With midterm elections around the corner, pollsters predict Republicans will win a majority of the U.S. House of Representatives. On Nov. 2, FiveThirtyEight predicted an 85 in 100 chance of Republicans winning the House majority, and the RealClearPolitics average had Republicans at a 3-point lead over Democrats in the generic congressional ballot.
Historically, this is nothing new. The president’s political party has almost always lost seats in the House because midterm elections are often a referendum against the ruling political party, blaming them for the current state of the economy, the current state of foreign affairs, crime rates or any other relevant issues.
In the 19 midterm elections since the end of World War II, the party that controls the White House has lost seats in the House of Representatives 17 times. Additionally, the ruling party lost 27 seats on average, and Republicans only need nine this year to flip the House.
However, even if the Republicans do take back the House and Democrats maintain the Senate, the government will be divided. Neither Democrats nor Republicans will be able to pass anything without the other side reaching across the aisle in some sort of compromise.
In the aftermath of this election, the most likely difference will be that in the case of a Republican-controlled House, we will likely see congressional investigations into the Biden Administration, abortion bans that will die in the Senate, and refusal to act on Biden’s legislative proposals. All this is to say that a divided government will simply stagnate the Democratic agenda and cut Biden at the knees, making him a lame-duck president for the rest of his term.
On the other hand, the Senate majority is not as easy to predict. The race relies on the outcome of several close elections in specific states such as Pennsylvania and Georgia. The FiveThirtyEight prediction is close, at a 53 in 100 chance of Republicans winning the Senate majority.

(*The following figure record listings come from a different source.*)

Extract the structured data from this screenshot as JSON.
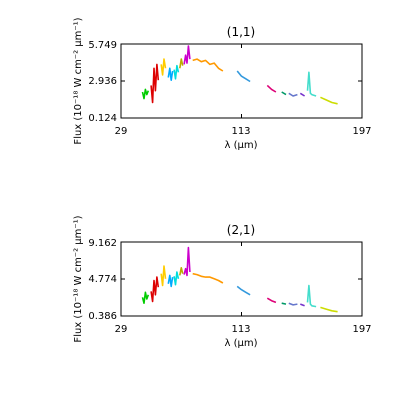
{
  "chart_data": [
    {
      "type": "line",
      "title": "(1,1)",
      "xlabel": "λ (μm)",
      "ylabel": "Flux (10⁻¹⁸ W cm⁻² μm⁻¹)",
      "xlim": [
        29,
        197
      ],
      "ylim": [
        0.124,
        5.749
      ],
      "xticks": [
        29,
        113,
        197
      ],
      "yticks": [
        0.124,
        2.936,
        5.749
      ],
      "xtick_labels": [
        "29",
        "113",
        "197"
      ],
      "ytick_labels": [
        "0.124",
        "2.936",
        "5.749"
      ],
      "grid": false,
      "legend": "none",
      "series": [
        {
          "color": "#00cc00",
          "x": [
            44.0,
            45.0,
            46.0,
            47.0,
            48.0
          ],
          "y": [
            2.1,
            1.6,
            2.3,
            1.9,
            2.2
          ]
        },
        {
          "color": "#dd0000",
          "x": [
            50.0,
            51.0,
            52.0,
            53.0,
            54.0,
            55.0
          ],
          "y": [
            2.6,
            1.3,
            3.9,
            2.2,
            4.2,
            3.0
          ]
        },
        {
          "color": "#ffcc00",
          "x": [
            57.0,
            58.0,
            59.0,
            60.0
          ],
          "y": [
            4.2,
            3.4,
            4.6,
            3.9
          ]
        },
        {
          "color": "#00aaff",
          "x": [
            62.0,
            63.0,
            64.0,
            65.0
          ],
          "y": [
            3.2,
            3.9,
            3.0,
            3.7
          ]
        },
        {
          "color": "#00dddd",
          "x": [
            66.0,
            67.0,
            68.0,
            69.0
          ],
          "y": [
            3.8,
            3.1,
            4.1,
            3.6
          ]
        },
        {
          "color": "#bbaa00",
          "x": [
            70.0,
            71.0,
            72.0
          ],
          "y": [
            3.9,
            4.6,
            4.1
          ]
        },
        {
          "color": "#cc00cc",
          "x": [
            73.0,
            74.0,
            75.0,
            76.0,
            77.0
          ],
          "y": [
            4.2,
            4.9,
            4.3,
            5.6,
            4.6
          ]
        },
        {
          "color": "#ff9900",
          "x": [
            79.0,
            82.0,
            85.0,
            88.0,
            91.0,
            94.0,
            97.0,
            100.0
          ],
          "y": [
            4.5,
            4.6,
            4.4,
            4.5,
            4.2,
            4.3,
            3.9,
            3.7
          ]
        },
        {
          "color": "#3399dd",
          "x": [
            110.0,
            113.0,
            116.0,
            119.0
          ],
          "y": [
            3.7,
            3.3,
            3.1,
            2.9
          ]
        },
        {
          "color": "#dd0077",
          "x": [
            131.0,
            134.0,
            137.0
          ],
          "y": [
            2.6,
            2.3,
            2.1
          ]
        },
        {
          "color": "#009966",
          "x": [
            141.0,
            144.0
          ],
          "y": [
            2.1,
            1.9
          ]
        },
        {
          "color": "#6677cc",
          "x": [
            146.0,
            149.0,
            152.0
          ],
          "y": [
            2.0,
            1.8,
            1.9
          ]
        },
        {
          "color": "#7733cc",
          "x": [
            154.0,
            157.0
          ],
          "y": [
            2.0,
            1.8
          ]
        },
        {
          "color": "#44ddcc",
          "x": [
            159.0,
            160.0,
            161.0,
            162.0,
            165.0
          ],
          "y": [
            2.2,
            3.6,
            2.0,
            1.9,
            1.8
          ]
        },
        {
          "color": "#ccdd00",
          "x": [
            168.0,
            172.0,
            176.0,
            180.0
          ],
          "y": [
            1.7,
            1.5,
            1.3,
            1.2
          ]
        }
      ]
    },
    {
      "type": "line",
      "title": "(2,1)",
      "xlabel": "λ (μm)",
      "ylabel": "Flux (10⁻¹⁸ W cm⁻² μm⁻¹)",
      "xlim": [
        29,
        197
      ],
      "ylim": [
        0.386,
        9.162
      ],
      "xticks": [
        29,
        113,
        197
      ],
      "yticks": [
        0.386,
        4.774,
        9.162
      ],
      "xtick_labels": [
        "29",
        "113",
        "197"
      ],
      "ytick_labels": [
        "0.386",
        "4.774",
        "9.162"
      ],
      "grid": false,
      "legend": "none",
      "series": [
        {
          "color": "#00cc00",
          "x": [
            44.0,
            45.0,
            46.0,
            47.0,
            48.0
          ],
          "y": [
            2.6,
            1.9,
            3.2,
            2.4,
            2.9
          ]
        },
        {
          "color": "#dd0000",
          "x": [
            50.0,
            51.0,
            52.0,
            53.0,
            54.0,
            55.0
          ],
          "y": [
            3.3,
            2.1,
            4.6,
            2.9,
            5.0,
            3.8
          ]
        },
        {
          "color": "#ffcc00",
          "x": [
            57.0,
            58.0,
            59.0,
            60.0
          ],
          "y": [
            5.4,
            4.0,
            6.3,
            4.8
          ]
        },
        {
          "color": "#00aaff",
          "x": [
            62.0,
            63.0,
            64.0,
            65.0
          ],
          "y": [
            4.2,
            5.2,
            3.9,
            5.0
          ]
        },
        {
          "color": "#00dddd",
          "x": [
            66.0,
            67.0,
            68.0,
            69.0
          ],
          "y": [
            5.1,
            4.1,
            5.6,
            4.8
          ]
        },
        {
          "color": "#bbaa00",
          "x": [
            70.0,
            71.0,
            72.0
          ],
          "y": [
            5.2,
            6.1,
            5.4
          ]
        },
        {
          "color": "#cc00cc",
          "x": [
            73.0,
            74.0,
            75.0,
            76.0,
            77.0
          ],
          "y": [
            5.3,
            6.0,
            5.2,
            8.5,
            5.6
          ]
        },
        {
          "color": "#ff9900",
          "x": [
            79.0,
            82.0,
            85.0,
            88.0,
            91.0,
            94.0,
            97.0,
            100.0
          ],
          "y": [
            5.4,
            5.3,
            5.1,
            5.0,
            5.0,
            4.8,
            4.6,
            4.3
          ]
        },
        {
          "color": "#3399dd",
          "x": [
            110.0,
            113.0,
            116.0,
            119.0
          ],
          "y": [
            3.9,
            3.5,
            3.2,
            2.9
          ]
        },
        {
          "color": "#dd0077",
          "x": [
            131.0,
            134.0,
            137.0
          ],
          "y": [
            2.5,
            2.2,
            2.0
          ]
        },
        {
          "color": "#009966",
          "x": [
            141.0,
            144.0
          ],
          "y": [
            1.9,
            1.8
          ]
        },
        {
          "color": "#6677cc",
          "x": [
            146.0,
            149.0,
            152.0
          ],
          "y": [
            1.9,
            1.7,
            1.8
          ]
        },
        {
          "color": "#7733cc",
          "x": [
            154.0,
            157.0
          ],
          "y": [
            1.8,
            1.6
          ]
        },
        {
          "color": "#44ddcc",
          "x": [
            159.0,
            160.0,
            161.0,
            162.0,
            165.0
          ],
          "y": [
            2.0,
            4.0,
            1.8,
            1.6,
            1.5
          ]
        },
        {
          "color": "#ccdd00",
          "x": [
            168.0,
            172.0,
            176.0,
            180.0
          ],
          "y": [
            1.4,
            1.2,
            1.0,
            0.9
          ]
        }
      ]
    }
  ]
}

And even if the Republicans do take control of the Senate, the Senate filibuster would prevent Republican Senators from passing any legislation without a few Democrats voting alongside them. Republican Senators may be able to block Biden’s judicial or administrative nominees, but that would require moderate Republicans like Susan Collins to vote with her party, depending on the size of the Republican majority. Seeing that she and a few other senators voted for Justice Jackson’s confirmation, that’s not likely.
The only way Republicans can theoretically pass legislation is as a budgetary measure through the reconciliation process but that could be vetoed by Biden. While the veto could be overridden by a two-thirds majority in the House and Senate, such Republican majorities seem unlikely.
Regardless, if Republicans do take either the House or the Senate, it would be because this election is a clear repudiation of the ruling political party and the policies they have passed.
Despite the overturning of Roe v. Wade just months before the midterm election, I believe the most pressing issue for Americans in this election is undeniably the economy and high inflation rates. A recent national poll by Pew Research found that the economy is a “very important” issue for registered voters.
More specifically, the national survey found that 73% of registered voters are “very” concerned with the price of food and consumer goods, 69% are “very” concerned with the price of gasoline and energy and 60% are “very” concerned with the cost of housing.
With the Democrats currently in control of both chambers of Congress and the White House, the finger of public opinion is pointed at their leadership and the fiscal policies they enacted within two years. Earlier this year, an April poll conducted by Public Opinion Strategies found that 73% of respondents found that the primary cause for high prices was increased government spending, and 61% blame Biden and his policies.
Combine this sentiment with Biden’s underwater approval ratings at 42.5%, and Republicans can take at least one chamber of Congress by painting themselves as a viable obstacle to Biden’s legislative agenda.
So in this altered political landscape, the big takeaway is that politicians must understand the mandate people give them.
One of the biggest reasons President Biden and the Democrats won the White House and control of Congress was that the 2020 election was a referendum against Donald Trump’s four years in office.
If Republicans do win unilateral or partial control of Congress, the Democrats should reevaluate their political positions and analyze why the public has lost confidence in their leadership. If anything, instead of doubling down on their political agenda, they should focus on understanding why large voting blocs of independent and Latine voters are gradually moving across the political aisle. The very idea that Oregon may have a Republican governor for the first time in 40 years is reason enough for Democrats to step back and assess their political platform.
Hopefully, this election is a wake-up call to politicians about where citizens stand. The mark of effective political leadership is understanding and acting on the people’s will, and the way I see it, Democrats might just lose power because they failed to do exactly that.